"Bunda, berhenti salahkan Zi, ini bukan salah Zi,!" seru Salmah sambil menarik lembut Nilam. Mereka berhenti di depan kamar Salmah.
"Terus kalau bukan dia, kenapa kamu bisa berdarah? Mana lukanya?" tanya Nilan bertubi-tubi.
"Salmah nggak luka, Bunda. Tadi malah Zi yang nolongin Salmah, Zi minta tolong ke ibu-ibu untuk tolongin Salmah karena tadi Salmah nangis terus, Salmah bikin Zi panik. Terus kami di bawa ke rumah ibu-ibu itu, tinggalnya di depan kompleks, nggak jauh. Ibu-ibu tadi udah tolongin Salmah, udah di kasih pembalut, nggak berdarah lagi, Bunda."
Nilam terkejut di akhir kalimat Salmah. "Pembalut?"
"Iya, ibu tadi bilang Salmah udah jadi gadis dewasa, menstruasi apa sih Bunda?" bingung Salmah.
Akhirnya Nilam mengajak Salmah masuk ke kamar mandi. Ia terkejut ternyata Salmah benar-benar menginjak masa pubertasnya. Umur Salmah masih kecil, tapi karena metabolisme tubuhnya yang bagus masih memungkinkan pubertas.

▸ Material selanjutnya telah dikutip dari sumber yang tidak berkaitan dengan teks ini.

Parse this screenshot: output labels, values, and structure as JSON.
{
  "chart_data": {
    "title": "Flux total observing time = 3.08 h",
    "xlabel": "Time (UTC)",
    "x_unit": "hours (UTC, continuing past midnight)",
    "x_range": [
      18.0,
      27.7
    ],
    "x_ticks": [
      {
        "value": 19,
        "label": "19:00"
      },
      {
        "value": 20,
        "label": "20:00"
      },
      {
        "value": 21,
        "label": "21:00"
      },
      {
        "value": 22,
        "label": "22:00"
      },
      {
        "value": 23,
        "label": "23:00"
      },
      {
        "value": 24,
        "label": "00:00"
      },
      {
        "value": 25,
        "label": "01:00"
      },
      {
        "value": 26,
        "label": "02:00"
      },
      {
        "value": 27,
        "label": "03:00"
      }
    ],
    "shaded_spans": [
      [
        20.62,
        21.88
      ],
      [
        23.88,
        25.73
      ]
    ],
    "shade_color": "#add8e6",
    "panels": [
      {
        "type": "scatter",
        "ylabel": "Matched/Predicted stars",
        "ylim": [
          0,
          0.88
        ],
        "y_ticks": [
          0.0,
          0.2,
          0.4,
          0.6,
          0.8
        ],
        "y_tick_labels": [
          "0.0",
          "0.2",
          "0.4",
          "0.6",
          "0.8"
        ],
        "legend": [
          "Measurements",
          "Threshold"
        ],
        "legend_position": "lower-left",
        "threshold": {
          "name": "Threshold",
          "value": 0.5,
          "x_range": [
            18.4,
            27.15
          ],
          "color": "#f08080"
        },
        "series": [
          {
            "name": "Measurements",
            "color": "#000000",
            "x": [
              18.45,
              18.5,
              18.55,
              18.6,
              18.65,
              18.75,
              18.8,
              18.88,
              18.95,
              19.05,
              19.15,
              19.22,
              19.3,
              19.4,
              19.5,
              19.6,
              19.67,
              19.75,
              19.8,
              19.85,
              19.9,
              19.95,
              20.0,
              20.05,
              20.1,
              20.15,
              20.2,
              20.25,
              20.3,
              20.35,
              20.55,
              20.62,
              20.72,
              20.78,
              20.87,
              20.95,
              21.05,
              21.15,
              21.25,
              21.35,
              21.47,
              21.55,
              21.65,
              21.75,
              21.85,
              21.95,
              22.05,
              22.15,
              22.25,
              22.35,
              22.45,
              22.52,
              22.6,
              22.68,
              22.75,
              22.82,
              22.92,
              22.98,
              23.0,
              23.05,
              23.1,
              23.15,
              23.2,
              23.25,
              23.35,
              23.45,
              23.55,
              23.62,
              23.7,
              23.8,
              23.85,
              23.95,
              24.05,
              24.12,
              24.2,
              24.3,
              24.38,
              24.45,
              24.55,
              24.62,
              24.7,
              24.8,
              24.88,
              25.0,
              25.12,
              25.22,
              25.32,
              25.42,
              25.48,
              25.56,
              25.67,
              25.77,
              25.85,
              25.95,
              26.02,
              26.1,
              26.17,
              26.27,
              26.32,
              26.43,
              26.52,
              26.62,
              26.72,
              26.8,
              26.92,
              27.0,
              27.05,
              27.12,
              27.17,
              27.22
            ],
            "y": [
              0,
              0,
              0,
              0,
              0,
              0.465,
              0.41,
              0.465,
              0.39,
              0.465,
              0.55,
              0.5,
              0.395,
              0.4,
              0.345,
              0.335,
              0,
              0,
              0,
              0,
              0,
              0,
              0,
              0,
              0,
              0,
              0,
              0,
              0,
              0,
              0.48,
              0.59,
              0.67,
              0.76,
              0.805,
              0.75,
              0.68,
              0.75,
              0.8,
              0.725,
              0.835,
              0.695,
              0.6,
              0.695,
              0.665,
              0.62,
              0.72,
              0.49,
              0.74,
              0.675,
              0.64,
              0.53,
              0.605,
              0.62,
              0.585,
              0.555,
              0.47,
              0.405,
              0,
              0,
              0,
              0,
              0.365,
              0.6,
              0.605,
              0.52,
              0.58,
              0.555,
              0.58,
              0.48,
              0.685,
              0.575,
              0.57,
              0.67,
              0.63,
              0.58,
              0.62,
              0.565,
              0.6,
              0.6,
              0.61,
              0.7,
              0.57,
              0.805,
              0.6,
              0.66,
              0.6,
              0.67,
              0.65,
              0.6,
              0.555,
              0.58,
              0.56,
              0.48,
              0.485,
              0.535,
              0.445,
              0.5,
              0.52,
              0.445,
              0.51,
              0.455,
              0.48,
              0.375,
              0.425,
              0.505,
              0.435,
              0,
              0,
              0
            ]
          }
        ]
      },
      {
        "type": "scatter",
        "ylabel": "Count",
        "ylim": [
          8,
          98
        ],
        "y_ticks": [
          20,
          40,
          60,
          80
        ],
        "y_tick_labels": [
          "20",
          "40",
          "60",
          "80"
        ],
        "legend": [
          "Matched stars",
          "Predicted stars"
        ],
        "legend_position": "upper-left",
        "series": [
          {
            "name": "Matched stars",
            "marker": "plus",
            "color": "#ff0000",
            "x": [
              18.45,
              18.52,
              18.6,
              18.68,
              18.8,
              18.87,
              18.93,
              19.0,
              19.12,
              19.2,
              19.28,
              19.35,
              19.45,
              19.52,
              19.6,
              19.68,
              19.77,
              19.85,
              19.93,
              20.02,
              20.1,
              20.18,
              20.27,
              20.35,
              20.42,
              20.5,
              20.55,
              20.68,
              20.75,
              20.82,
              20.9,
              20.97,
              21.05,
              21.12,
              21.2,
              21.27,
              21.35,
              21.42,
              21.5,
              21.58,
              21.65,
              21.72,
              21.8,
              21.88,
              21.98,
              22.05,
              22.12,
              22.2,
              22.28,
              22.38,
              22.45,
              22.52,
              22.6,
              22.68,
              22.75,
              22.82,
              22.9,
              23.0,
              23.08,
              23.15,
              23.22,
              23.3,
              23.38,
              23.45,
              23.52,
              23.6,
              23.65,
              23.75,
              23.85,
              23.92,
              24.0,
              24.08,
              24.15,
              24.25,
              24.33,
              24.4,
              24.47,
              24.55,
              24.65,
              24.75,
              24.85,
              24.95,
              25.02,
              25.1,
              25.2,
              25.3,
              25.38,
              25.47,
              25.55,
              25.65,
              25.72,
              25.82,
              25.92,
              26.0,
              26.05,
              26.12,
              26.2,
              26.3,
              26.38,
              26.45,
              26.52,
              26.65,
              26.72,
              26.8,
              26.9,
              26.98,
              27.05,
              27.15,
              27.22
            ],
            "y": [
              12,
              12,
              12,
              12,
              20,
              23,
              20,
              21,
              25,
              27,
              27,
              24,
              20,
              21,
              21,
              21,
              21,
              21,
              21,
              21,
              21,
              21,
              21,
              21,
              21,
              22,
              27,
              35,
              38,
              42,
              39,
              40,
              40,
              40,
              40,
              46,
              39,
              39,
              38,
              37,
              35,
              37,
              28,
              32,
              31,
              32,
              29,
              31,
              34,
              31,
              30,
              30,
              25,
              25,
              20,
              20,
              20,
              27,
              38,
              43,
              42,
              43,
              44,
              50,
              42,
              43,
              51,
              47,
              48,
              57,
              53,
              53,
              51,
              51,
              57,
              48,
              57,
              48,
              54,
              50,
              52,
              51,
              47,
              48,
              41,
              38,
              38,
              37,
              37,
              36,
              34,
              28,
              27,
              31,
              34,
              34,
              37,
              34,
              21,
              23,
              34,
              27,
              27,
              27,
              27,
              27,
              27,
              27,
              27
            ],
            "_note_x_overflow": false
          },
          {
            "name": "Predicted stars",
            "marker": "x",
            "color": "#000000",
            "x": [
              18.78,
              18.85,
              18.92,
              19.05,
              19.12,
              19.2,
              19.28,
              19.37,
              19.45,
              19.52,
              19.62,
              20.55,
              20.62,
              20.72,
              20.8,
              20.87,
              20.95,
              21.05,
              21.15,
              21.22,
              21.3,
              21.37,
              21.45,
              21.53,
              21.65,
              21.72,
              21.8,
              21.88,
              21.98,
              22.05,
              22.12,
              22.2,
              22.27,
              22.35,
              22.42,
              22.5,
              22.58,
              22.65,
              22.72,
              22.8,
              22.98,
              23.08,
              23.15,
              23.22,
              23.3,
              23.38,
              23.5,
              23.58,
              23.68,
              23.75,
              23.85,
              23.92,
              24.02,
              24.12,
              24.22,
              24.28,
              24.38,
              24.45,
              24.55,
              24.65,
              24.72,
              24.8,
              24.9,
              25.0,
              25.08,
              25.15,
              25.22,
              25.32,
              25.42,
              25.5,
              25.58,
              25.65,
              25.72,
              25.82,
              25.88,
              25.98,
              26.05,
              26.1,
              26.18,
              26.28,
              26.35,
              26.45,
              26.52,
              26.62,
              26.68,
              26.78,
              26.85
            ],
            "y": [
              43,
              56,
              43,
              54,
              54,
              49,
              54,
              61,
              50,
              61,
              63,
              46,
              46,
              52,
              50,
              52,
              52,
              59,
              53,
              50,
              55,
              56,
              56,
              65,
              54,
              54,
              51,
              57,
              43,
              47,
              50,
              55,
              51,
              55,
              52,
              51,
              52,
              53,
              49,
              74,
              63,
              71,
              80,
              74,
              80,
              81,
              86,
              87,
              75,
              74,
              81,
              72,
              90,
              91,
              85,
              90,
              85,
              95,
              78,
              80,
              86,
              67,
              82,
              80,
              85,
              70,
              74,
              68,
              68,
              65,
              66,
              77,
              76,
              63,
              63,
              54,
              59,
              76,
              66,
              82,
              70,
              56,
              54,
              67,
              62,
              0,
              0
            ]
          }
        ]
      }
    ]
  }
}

Kemudian Nilam menjelaskan pada Salmah sambi menyejajarkan tinggi badannya dengan Salmah. "Sal, Bunda seneng banget dengan kabar ini. Sekarang kamu udah pubertas, yang artinya sudah menjadi seorang gadis dewasa. Menstruasi biasanya datang sebulan sekali dalam beberapa hari, jadi Salmah harus pakai pembalut biar nggak nembus ke roknya." Nilam tadi sempat melihat bercak di rok bagian belakang Salmah.
"Kenapa harus begitu bun?" Salmah memiringkan wajahnya.
"Iya, karena sel telur yang tidak dibuahi akan keluar melalui menstruasi," jelas Nilam.
Salmah semakin bingung.
"Nanti di kelas tingkat berikutnya, kamu bakal belajar soal ini di sekolah, jadi suatu saat kamu akan lebih mengerti. Pesan Bunda sekarang kamu harus jaga diri, jangan terlalu dekat dengan laki-laki."
"Kenapa, Bun?"
Nilam tersenyum kecut. Hal ini mengingatkannya pada tragedi beberapa tahun silam. Ia mengelus kepala dan wajah anaknya.
"Untuk menghindari hal yang tidak diinginkan. Pokoknya Salmah harus hati-hati, ya."
Salmah mengangguk walau belum mengerti sepenuhnya.
"Emang berdarah terus nggak bahaya, Bun?" tanya Salmah.
"Nggak, sayang. Normal." Nilam tersenyum.
"Nggak perlu khawatir Salmah," lanjutnya.
"Baik, Bunda."
"Nanti bunda ajarin cara pakai pembalut dan membersihkannya, ya, Nak."
Salmah mengangguk sambil tersenyum.
***
Azizah yang baru saja membongkar isi ransel di ranjangnya kini beralih pada Salmah yang baru saja kembali ke kamar. Lantas ia menghampirinya karena masih khawatir.
"Kak Salmah darahnya udah berhenti?" tanya Azizah.